Ich weiß es wirklich nicht.
„Jetzt machen wir uns erst einmal ein paar schöne Tage.“ Sagt Jamie entschlossen und ich sehe ihn dankbar an.
Mark und Jo kommen mit Kuchen und Kaffee aus dem Haus und setzen sich zu uns.
„Ziemlich bescheidene Situation, oder?!“ Jo sieht uns alle an und wir nicken.
„Irgendwie bekommen wir das hin…“ Keela nimmt meine Hand. „Du musst uns ganz viele Fotos schicken wenn das kleine Würmchen…“ sie piekt leicht in meinen Bauch „… endlich raus kommt.“ Sie lächelt.
„Mach ich.“ Verspreche ich.
„Wie sieht es denn gefühlsmäßig bei dir aus?“ Jamie sieht mich fragend an.
„Im Moment chaotisch…“ gebe ich zu „… die Hormone machen mich wahnsinnig und ja, ich würde zu gerne sagen Luca ist mir egal…“ ich seufze.
„Aber er ist er nicht.“ Sagt Jamie und sieht mich an, ich schüttele leicht meinen Kopf.
„Gott, er hat mich so verletzt wie noch nie jemand zuvor.“ Ich sehe auf meine ineinander verschlungenen Hände.
„Ich weiß.“ Sagt Keela leise und nimmt mich wieder in den Arm.
„Jessy! Jessy!“ Nico kommt angelaufen.
„Was denn Sweetheart?“ ich wische meine Tränen beiseite und sehe ihn an.
„Magst du mir heute Abend wieder eine Geschichte vorlesen? Ich mag das doch immer so gerne.“ Er sieht mich fragend an.
„Klar Sweetheart!“ ich struvele ihm durchs Haar.
„Wie kommst du denn jetzt da drauf?“ Mark sieht seinen Sohn überrascht an.
„Weißt du Papa, immer wenn Jessy traurig ist, dann bringe ich sie zum lachen, wenn ich sie bitte etwas nur mit mir zusammen zu machen. Wenn wir beide allein sind, dann ist sie nicht mehr so traurig.“ Sagt Nico stolz und ich ziehe ihn in meine Arme.

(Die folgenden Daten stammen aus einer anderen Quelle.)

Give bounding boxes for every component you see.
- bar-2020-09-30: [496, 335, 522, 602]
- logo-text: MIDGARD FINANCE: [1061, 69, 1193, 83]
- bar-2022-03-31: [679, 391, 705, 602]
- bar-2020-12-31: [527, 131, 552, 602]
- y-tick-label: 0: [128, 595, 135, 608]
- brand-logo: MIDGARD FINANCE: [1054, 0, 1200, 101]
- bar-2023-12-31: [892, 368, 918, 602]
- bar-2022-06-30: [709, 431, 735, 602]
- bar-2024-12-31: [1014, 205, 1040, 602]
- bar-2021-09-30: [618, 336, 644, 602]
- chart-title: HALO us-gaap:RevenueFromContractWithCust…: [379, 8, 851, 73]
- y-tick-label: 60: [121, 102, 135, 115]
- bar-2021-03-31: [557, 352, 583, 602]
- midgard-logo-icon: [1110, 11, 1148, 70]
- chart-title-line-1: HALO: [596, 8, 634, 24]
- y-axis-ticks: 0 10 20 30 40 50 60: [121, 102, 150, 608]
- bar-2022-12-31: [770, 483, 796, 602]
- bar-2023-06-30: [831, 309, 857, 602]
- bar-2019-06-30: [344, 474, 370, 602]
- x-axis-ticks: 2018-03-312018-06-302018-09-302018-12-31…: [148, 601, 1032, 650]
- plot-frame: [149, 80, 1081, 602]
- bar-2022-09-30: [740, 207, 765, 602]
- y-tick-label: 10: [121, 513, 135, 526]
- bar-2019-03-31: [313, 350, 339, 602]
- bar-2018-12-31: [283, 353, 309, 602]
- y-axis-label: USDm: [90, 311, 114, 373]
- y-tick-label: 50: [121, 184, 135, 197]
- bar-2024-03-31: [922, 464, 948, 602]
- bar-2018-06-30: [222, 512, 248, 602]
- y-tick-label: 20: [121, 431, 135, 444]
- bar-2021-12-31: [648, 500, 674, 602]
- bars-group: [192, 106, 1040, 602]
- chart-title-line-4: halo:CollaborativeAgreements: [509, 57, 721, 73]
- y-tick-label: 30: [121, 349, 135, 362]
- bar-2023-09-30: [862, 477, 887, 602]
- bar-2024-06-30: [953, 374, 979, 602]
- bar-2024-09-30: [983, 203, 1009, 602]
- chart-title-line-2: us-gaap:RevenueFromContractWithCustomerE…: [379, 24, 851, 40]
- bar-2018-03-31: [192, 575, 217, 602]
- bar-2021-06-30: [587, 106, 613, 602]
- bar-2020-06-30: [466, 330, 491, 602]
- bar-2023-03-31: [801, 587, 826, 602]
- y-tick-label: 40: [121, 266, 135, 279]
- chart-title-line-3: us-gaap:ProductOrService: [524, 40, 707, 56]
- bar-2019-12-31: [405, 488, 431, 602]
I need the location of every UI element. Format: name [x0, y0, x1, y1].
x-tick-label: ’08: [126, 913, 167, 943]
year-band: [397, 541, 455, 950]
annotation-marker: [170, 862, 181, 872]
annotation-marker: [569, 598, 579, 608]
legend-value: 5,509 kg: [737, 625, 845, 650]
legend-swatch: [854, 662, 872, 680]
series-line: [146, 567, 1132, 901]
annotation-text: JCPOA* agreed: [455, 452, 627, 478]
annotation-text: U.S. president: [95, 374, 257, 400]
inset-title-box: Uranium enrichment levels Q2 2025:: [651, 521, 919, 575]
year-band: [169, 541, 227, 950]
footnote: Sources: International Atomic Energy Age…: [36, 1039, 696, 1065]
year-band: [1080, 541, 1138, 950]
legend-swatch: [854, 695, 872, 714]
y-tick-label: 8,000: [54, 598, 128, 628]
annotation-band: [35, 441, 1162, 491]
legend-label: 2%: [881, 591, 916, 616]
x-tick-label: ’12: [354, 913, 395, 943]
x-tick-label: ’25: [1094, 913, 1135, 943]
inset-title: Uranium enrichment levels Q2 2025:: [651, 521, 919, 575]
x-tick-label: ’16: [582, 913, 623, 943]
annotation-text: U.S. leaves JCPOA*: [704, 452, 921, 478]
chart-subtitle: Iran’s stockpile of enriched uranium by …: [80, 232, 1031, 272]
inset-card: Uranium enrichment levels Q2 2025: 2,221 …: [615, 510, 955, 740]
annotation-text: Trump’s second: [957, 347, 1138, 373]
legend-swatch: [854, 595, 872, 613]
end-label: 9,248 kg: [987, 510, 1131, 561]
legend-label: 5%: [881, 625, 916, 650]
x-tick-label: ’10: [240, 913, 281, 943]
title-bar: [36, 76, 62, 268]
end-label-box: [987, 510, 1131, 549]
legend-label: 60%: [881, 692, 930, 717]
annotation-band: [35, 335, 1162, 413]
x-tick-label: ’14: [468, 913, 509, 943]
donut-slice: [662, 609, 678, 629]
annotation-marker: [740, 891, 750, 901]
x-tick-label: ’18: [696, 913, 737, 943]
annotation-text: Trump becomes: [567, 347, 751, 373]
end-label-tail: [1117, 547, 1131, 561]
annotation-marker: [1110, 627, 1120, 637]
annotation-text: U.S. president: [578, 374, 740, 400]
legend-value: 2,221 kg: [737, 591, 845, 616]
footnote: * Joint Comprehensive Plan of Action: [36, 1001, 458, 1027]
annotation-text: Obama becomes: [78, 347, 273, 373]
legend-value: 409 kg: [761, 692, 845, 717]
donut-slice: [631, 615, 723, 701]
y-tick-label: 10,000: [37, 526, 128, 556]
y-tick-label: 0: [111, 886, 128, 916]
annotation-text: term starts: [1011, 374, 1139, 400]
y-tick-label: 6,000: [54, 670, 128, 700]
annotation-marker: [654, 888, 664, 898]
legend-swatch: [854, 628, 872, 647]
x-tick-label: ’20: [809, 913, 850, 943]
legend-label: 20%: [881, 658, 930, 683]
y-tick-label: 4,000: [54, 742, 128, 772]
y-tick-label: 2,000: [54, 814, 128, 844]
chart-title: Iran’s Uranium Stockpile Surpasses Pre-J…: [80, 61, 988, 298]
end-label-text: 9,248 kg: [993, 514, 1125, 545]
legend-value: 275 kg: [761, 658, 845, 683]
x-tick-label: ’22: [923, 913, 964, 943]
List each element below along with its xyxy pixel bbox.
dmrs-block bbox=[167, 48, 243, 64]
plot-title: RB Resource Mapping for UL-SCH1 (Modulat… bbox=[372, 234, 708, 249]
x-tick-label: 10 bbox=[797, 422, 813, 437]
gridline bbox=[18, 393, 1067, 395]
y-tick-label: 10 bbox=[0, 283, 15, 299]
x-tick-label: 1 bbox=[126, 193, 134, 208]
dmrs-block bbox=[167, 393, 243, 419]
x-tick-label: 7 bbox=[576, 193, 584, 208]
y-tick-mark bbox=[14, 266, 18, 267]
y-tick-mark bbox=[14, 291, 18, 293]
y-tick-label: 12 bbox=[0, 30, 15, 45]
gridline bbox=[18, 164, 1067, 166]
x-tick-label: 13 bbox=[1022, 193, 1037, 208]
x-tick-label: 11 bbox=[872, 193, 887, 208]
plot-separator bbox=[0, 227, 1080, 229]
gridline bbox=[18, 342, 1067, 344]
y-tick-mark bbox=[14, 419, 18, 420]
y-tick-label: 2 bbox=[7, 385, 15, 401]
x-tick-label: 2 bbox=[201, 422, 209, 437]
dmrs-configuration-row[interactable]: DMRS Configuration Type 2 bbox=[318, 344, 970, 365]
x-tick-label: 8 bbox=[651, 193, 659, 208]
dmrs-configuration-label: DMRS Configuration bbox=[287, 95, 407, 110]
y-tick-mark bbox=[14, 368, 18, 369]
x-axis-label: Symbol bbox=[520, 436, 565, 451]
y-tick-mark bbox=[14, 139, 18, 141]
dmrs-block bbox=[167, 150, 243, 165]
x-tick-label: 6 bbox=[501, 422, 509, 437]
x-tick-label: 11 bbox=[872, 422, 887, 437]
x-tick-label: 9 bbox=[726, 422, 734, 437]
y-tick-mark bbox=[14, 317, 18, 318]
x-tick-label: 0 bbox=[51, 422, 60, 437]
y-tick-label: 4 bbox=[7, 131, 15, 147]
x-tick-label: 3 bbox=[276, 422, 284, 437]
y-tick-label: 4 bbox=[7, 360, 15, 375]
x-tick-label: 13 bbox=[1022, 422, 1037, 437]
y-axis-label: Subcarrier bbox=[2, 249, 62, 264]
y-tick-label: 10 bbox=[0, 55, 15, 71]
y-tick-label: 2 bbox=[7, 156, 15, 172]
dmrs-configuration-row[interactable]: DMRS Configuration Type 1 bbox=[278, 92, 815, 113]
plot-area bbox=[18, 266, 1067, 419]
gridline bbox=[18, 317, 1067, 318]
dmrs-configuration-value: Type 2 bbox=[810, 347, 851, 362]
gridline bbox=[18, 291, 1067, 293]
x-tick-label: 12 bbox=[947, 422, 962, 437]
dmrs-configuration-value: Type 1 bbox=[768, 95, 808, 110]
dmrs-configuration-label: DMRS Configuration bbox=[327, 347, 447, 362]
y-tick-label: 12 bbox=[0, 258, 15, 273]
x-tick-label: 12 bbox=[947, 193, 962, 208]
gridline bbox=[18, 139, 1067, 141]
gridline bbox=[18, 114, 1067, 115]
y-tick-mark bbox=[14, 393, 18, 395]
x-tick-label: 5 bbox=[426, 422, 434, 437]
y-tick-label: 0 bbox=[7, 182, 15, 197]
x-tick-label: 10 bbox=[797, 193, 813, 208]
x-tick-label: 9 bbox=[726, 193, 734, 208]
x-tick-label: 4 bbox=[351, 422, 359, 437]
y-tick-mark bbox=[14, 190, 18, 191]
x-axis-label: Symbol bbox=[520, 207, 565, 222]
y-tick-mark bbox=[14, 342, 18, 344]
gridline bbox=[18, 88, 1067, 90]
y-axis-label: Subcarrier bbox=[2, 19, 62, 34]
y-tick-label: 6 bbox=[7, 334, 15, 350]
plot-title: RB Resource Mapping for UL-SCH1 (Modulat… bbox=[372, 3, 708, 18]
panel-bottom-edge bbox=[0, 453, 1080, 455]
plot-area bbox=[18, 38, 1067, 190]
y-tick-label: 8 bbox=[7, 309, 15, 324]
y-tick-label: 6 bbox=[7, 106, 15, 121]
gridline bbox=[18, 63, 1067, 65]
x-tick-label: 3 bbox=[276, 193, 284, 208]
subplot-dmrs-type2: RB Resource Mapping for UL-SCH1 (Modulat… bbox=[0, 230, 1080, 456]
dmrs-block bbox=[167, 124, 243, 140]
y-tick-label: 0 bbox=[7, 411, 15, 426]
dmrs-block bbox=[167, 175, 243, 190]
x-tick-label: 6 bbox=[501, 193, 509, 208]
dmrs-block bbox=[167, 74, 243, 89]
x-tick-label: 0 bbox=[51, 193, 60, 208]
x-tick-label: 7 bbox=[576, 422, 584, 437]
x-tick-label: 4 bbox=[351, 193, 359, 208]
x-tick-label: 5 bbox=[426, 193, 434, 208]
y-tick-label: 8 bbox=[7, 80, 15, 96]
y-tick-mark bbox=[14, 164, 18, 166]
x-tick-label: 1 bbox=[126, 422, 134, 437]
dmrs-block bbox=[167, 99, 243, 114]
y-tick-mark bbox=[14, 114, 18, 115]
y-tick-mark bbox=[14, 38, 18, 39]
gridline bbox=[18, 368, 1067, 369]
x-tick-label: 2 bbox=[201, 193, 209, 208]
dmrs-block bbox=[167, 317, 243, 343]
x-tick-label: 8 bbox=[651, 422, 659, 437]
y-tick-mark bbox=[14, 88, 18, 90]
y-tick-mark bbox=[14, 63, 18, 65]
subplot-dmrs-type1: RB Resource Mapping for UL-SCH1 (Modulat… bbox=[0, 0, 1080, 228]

„Du bist ganz toll.“ Sage ich leise zu ihm und er gibt mir einen Kuss auf den Mund.
„Ich habe dich ganz doll lieb!“ sagt er und läuft wieder zu seinem Sandkasten.
„Gott ist der süß.“ Sagt Keela grinsend.
„Ja, er ist genauso toll wie seine Eltern.“ Ich sehe beide dankbar an.
„Weg mit den trüben Gedanken…“ Mark wedelt durch die Luft und wir lachen auf. „Was habt ihr die nächsten Tage vor?“ er sieht mich an.
„Ich wollte ihnen ein wenig von Kopenhagen zeigen und ansonsten wollten wir euch belagern.“ Ich grinse.
„Klingt gut.“ Lacht Jo.
Den Rest des Nachmittages verbringen wir draußen und abends grillen wir, es ist wirklich schön Keela wieder um mich zu haben.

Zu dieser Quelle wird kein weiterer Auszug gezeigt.